This week, as the world readies itself to a new normal and gradually lifts confinement rules, I tried to wrap my head around what’s known about serology testing and COVID-19 antibodies.
Before I dive into that, I would just like to leave you with a bit of comic relief that I found in the comment section of a blog post about neutralising antibodies:
“It’s not a furin site [in the coronavirus spike protein], it’s a tiny 5G antenna”
SEROLOGY TESTING IS A GOOD IDEA, IMMUNITY PASSPORTS ARE NOT
Unlike nasal swabs that test the presence of the virus’ genetic material, serology testing uses a sample of blood and looks for the presence of antibodies. These antibodies are produced during (IgM) or some time after (IgG) the infection occurred, thus giving us a more accurate estimate of how many people were infected. For COVID-19, this would be useful data to get a better sense of how widespread the disease is, and also to locate potential plasma donors—one of the current therapies available, currently undergoing clinical trials.
I’ve read an MIT Technology Review article that explained the reasoning behind serology tests very well, but then went on to say that they were also useful for healthcare professionals, because if they knew they were seropositive (meaning they had already had COVID-19 and recovered), they could then “could safely rush to the front lines and perform the riskiest tasks”. Now, they did also mention in passing “assuming they are now immune”, but no further importance was given to this point. And by the stories that I’ve been hearing about corona-parties or whatever they are, where people actively try to get infected so they can get immune, I think many other people don’t think about it either.
The thing is, for you to get effective immunisation to a disease, you have to produce neutralising antibodies, which prevent subsequent (in this case) viruses that you come in contact with from entering your cells in a sufficient number to produce disease. And, as far as I was able to understand from the recent research, not all patients that recover from COVID-19 have neutralising antibodies circulating in their blood, raising questions about what types of antibodies are produced (neutralising, binding, both…?) and their roles in clinical improvement and future immunisation. In this article, Derek Lowe also states that beyond knowing that neutralising antibodies for SARS-CoV-2 exist (we know they do), it’s also important to know “the details past that: where does this antibody bind, exactly, and with what affinity? What part of the viral life cycle does it disrupt?”.
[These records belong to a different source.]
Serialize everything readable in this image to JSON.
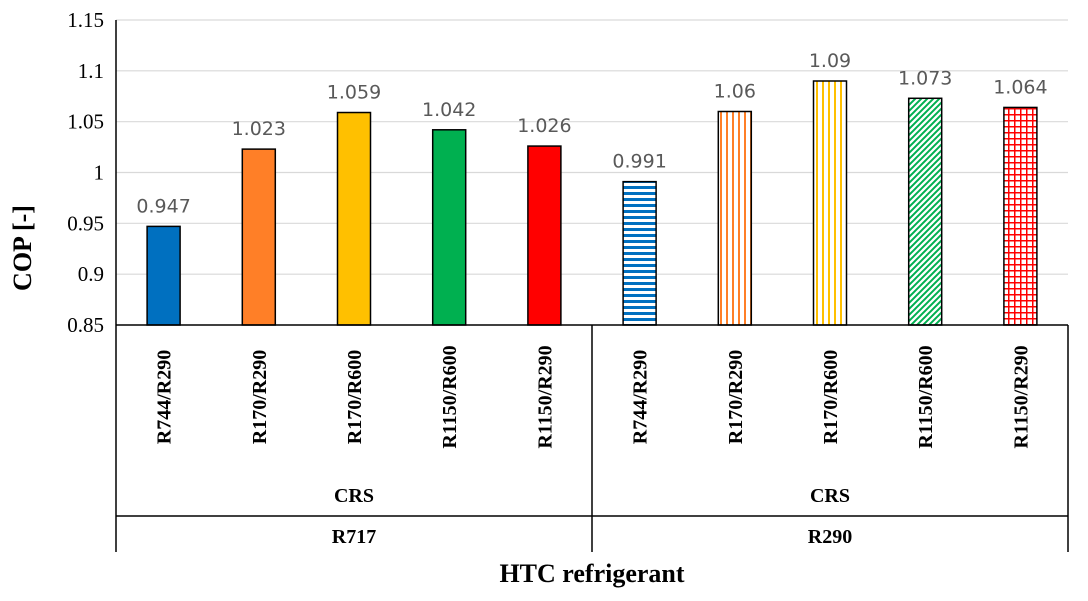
{
  "chart_data": {
    "type": "bar",
    "xlabel": "HTC refrigerant",
    "ylabel": "COP [-]",
    "ylim": [
      0.85,
      1.15
    ],
    "yticks": [
      "0.85",
      "0.9",
      "0.95",
      "1",
      "1.05",
      "1.1",
      "1.15"
    ],
    "grid": true,
    "legend": "none",
    "groups": [
      {
        "name": "R717",
        "subgroup": "CRS",
        "bars": [
          {
            "category": "R744/R290",
            "value": 0.947,
            "label": "0.947",
            "color": "#0070C0",
            "pattern": "solid"
          },
          {
            "category": "R170/R290",
            "value": 1.023,
            "label": "1.023",
            "color": "#FF7F27",
            "pattern": "solid"
          },
          {
            "category": "R170/R600",
            "value": 1.059,
            "label": "1.059",
            "color": "#FFC000",
            "pattern": "solid"
          },
          {
            "category": "R1150/R600",
            "value": 1.042,
            "label": "1.042",
            "color": "#00B050",
            "pattern": "solid"
          },
          {
            "category": "R1150/R290",
            "value": 1.026,
            "label": "1.026",
            "color": "#FF0000",
            "pattern": "solid"
          }
        ]
      },
      {
        "name": "R290",
        "subgroup": "CRS",
        "bars": [
          {
            "category": "R744/R290",
            "value": 0.991,
            "label": "0.991",
            "color": "#0070C0",
            "pattern": "horizontal"
          },
          {
            "category": "R170/R290",
            "value": 1.06,
            "label": "1.06",
            "color": "#FF7F27",
            "pattern": "vertical"
          },
          {
            "category": "R170/R600",
            "value": 1.09,
            "label": "1.09",
            "color": "#FFC000",
            "pattern": "vertical"
          },
          {
            "category": "R1150/R600",
            "value": 1.073,
            "label": "1.073",
            "color": "#00B050",
            "pattern": "diagonal"
          },
          {
            "category": "R1150/R290",
            "value": 1.064,
            "label": "1.064",
            "color": "#FF0000",
            "pattern": "grid"
          }
        ]
      }
    ]
  }
}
As for why passports are a bad idea, I’ll leave you with a Nature article that explains the challenges of the current diagnostic tests (namely sensitivity and specificity), and also point out the “infection doesn’t equal immunity” conundrum. I think passports are not great because they’re giving out some sort of status of importance, while not truly keeping his or her bearer safe.
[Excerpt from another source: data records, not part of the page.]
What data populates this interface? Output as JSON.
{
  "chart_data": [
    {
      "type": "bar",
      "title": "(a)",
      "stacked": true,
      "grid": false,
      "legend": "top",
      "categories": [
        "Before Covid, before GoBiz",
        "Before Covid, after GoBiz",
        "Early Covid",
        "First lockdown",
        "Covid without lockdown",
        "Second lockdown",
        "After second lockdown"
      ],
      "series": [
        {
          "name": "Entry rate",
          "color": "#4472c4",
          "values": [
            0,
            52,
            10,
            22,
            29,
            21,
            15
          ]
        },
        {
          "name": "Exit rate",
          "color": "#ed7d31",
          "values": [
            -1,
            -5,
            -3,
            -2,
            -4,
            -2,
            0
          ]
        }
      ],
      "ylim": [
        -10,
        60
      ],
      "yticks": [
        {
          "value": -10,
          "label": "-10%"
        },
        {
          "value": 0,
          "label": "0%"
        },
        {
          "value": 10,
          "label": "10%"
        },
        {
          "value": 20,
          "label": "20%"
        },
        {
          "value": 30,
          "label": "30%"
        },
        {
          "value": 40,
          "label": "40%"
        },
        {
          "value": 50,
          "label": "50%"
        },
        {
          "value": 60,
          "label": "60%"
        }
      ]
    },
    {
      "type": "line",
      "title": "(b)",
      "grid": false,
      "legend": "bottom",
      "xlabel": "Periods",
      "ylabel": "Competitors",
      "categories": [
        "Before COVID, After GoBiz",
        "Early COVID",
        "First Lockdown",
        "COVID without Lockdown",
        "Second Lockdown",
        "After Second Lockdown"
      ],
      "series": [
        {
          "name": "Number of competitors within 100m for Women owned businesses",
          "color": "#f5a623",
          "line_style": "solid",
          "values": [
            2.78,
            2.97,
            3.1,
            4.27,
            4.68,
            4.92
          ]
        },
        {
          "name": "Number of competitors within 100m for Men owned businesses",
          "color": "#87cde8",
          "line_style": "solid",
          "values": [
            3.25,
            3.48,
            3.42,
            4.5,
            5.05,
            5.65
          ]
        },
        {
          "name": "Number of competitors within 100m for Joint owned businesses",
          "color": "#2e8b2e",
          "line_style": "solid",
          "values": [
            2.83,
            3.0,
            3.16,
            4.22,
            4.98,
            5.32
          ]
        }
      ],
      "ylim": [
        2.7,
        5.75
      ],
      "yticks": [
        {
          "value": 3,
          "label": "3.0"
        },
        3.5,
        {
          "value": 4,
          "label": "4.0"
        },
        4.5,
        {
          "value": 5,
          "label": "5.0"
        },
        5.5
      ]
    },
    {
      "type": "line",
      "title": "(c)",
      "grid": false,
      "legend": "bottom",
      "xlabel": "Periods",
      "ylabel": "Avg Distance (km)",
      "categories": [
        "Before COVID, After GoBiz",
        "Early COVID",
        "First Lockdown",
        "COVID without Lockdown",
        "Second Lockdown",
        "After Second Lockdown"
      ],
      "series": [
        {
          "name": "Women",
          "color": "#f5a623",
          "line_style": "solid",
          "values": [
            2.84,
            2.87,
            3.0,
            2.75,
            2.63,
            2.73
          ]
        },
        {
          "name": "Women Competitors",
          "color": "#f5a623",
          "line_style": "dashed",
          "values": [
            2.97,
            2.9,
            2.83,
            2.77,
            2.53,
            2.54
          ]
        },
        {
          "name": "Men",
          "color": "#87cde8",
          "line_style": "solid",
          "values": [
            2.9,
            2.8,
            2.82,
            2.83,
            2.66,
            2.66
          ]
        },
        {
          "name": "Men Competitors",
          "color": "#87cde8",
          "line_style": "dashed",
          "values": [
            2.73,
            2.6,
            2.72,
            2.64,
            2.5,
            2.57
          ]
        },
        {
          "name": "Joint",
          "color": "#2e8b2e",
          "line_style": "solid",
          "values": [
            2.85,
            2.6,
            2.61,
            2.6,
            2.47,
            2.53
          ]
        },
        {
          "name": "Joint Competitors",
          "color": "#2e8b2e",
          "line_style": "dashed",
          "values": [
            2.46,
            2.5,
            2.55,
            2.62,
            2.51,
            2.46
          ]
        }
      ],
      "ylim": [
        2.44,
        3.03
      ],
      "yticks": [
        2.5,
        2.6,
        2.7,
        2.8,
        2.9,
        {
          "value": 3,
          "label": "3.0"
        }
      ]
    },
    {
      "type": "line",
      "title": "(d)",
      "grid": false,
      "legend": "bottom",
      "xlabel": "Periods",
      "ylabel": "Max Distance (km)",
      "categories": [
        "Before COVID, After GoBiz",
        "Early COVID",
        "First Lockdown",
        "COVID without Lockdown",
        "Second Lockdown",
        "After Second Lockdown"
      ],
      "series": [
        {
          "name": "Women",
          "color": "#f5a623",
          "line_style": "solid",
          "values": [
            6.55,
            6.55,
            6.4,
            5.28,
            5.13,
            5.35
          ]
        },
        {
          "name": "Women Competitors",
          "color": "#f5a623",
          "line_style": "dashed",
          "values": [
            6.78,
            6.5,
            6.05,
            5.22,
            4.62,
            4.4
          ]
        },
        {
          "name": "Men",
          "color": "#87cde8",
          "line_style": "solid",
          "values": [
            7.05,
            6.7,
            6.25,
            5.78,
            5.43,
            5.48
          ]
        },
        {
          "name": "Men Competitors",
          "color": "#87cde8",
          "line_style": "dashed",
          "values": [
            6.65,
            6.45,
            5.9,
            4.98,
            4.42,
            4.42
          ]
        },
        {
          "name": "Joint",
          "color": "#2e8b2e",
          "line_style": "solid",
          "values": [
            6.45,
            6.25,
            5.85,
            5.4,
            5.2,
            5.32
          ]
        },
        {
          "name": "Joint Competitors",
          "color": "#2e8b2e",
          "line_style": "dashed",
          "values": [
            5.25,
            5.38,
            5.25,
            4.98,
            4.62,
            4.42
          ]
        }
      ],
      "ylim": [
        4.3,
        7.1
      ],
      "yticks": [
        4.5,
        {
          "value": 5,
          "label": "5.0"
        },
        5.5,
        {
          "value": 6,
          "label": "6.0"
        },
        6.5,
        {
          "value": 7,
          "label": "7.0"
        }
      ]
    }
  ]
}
There are more questions than answers at this point. Maybe that’s why it’s so hard for lay people to trust science. It’s hard to deal with uncertainty, and even harder to research and understand all the background information that leads to a new piece of data—I had to do an immunology refresh to write you this letter. It’s so much easier to spin stories about a mobile broadband and a tiny, non-living entity.
FURTHER RESOURCES ON DIAGNOSTIC TESTING
While researching this week’s topic, I came across the Finddx website, where they have a section about SARS-CoV-2 diagnostic pipeline. You can play around with the filters and find out how many tests are commercially available or under development for the diagnosis of COVID-19. I found 133 commercialised rapid diagnostic tests with the CE-IVD marking, although I couldn’t filter down for Ig testing only.
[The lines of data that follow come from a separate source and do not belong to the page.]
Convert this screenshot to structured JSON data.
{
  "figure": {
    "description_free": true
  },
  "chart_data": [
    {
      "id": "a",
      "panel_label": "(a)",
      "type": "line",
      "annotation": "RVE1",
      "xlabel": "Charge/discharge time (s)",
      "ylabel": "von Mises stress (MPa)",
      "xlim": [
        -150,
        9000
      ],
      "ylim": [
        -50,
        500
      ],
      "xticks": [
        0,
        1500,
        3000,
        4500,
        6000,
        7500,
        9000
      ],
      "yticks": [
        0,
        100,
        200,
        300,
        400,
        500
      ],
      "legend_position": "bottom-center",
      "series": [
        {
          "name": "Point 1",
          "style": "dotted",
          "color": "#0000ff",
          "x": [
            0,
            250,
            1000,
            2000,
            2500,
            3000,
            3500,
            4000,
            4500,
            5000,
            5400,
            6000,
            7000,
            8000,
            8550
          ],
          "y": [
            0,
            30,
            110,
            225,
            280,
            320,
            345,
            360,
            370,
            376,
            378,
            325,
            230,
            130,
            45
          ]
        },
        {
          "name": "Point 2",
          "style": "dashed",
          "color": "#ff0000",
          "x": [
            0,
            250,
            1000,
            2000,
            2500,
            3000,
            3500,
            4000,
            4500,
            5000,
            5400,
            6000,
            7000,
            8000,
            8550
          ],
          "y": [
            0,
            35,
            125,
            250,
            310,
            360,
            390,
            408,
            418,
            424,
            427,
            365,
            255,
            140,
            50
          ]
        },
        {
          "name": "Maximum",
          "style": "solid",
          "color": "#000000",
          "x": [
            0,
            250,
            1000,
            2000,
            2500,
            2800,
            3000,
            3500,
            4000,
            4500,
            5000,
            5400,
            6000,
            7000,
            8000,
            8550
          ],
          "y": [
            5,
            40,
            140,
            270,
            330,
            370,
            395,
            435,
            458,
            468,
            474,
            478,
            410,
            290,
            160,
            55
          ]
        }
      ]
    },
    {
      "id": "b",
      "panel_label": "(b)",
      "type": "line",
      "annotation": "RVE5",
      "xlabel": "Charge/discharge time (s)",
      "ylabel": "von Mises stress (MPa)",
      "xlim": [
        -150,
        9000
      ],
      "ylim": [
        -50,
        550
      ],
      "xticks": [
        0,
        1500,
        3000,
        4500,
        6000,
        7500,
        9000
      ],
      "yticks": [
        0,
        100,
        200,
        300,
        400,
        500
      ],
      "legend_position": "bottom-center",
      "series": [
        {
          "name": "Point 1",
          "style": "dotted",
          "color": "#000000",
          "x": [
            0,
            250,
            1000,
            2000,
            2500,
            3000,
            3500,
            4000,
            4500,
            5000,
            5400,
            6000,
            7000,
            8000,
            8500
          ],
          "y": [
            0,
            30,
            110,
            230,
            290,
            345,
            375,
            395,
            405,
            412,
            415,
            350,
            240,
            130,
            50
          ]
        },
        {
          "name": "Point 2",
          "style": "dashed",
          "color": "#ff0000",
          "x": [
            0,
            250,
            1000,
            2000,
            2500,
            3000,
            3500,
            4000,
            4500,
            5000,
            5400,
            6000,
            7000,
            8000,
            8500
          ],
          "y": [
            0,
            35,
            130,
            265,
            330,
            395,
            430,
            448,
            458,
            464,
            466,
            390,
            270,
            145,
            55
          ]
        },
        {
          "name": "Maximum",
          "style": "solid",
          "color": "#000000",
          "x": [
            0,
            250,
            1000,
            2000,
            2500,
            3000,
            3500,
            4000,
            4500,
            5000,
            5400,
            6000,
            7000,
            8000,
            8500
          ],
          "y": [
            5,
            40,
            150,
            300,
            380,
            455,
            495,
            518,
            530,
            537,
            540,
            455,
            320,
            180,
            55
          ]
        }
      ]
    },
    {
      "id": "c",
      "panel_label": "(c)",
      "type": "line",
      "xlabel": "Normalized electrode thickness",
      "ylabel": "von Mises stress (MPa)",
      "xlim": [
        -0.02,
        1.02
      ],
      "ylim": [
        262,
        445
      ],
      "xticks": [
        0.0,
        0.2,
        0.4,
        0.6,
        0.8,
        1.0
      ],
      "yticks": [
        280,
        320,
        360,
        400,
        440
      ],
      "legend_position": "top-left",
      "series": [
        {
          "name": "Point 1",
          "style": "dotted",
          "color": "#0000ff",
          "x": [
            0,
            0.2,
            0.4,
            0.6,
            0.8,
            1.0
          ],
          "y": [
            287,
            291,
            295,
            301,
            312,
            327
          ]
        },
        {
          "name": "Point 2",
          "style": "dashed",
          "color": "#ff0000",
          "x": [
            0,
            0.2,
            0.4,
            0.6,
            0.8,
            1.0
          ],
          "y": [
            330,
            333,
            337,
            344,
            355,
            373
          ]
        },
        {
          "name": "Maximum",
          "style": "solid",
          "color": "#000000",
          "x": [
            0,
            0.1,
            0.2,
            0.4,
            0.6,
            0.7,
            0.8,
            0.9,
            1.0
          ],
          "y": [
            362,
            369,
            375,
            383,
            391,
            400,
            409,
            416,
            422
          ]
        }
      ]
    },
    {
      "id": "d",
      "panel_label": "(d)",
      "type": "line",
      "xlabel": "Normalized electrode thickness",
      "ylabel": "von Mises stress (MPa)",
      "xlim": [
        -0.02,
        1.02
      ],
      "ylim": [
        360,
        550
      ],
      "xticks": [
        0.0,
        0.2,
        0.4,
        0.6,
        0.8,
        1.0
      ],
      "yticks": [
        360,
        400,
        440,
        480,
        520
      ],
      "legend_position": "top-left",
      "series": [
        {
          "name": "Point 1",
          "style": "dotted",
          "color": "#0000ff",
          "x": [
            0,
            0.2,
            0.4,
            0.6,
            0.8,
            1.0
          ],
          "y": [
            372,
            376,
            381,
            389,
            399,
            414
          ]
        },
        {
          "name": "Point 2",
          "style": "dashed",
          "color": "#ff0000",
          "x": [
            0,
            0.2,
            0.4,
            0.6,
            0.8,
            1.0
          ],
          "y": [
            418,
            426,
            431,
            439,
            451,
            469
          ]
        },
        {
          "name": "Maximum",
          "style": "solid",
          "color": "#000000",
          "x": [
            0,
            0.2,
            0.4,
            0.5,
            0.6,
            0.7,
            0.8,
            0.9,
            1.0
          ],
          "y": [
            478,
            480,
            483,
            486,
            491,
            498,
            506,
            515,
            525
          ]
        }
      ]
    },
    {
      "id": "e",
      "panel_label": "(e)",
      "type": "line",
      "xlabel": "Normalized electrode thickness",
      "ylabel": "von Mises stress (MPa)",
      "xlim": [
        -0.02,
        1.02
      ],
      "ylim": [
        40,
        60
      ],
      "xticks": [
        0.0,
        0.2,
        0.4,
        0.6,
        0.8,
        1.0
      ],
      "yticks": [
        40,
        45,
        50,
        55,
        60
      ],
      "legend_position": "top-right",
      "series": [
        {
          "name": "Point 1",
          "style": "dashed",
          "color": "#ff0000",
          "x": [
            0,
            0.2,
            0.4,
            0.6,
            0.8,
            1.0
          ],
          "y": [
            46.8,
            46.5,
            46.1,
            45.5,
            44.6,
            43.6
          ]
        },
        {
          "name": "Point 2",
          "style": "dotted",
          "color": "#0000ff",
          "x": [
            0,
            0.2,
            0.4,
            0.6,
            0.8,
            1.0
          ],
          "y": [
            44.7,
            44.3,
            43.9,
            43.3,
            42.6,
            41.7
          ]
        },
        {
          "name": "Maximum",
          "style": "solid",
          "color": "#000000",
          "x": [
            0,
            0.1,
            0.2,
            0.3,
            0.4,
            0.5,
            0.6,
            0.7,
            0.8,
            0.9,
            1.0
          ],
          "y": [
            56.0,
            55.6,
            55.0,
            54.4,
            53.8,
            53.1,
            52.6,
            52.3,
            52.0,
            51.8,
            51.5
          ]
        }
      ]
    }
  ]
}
And if you’re in the mood for learning more about COVID-19 diagnostics and testing, I have just the thing for you: the Foundation for Innovative New Diagnostics (FIND), the African Society of Laboratory Medicine (ASLM) and the London School of Hygiene & Tropical Medicine (LSHTM) got their heads together and produced an e-course where they talk about the role of diagnostics, molecular testing and immunoassays for COVID-19. The course is free for five weeks if you don’t need a certificate.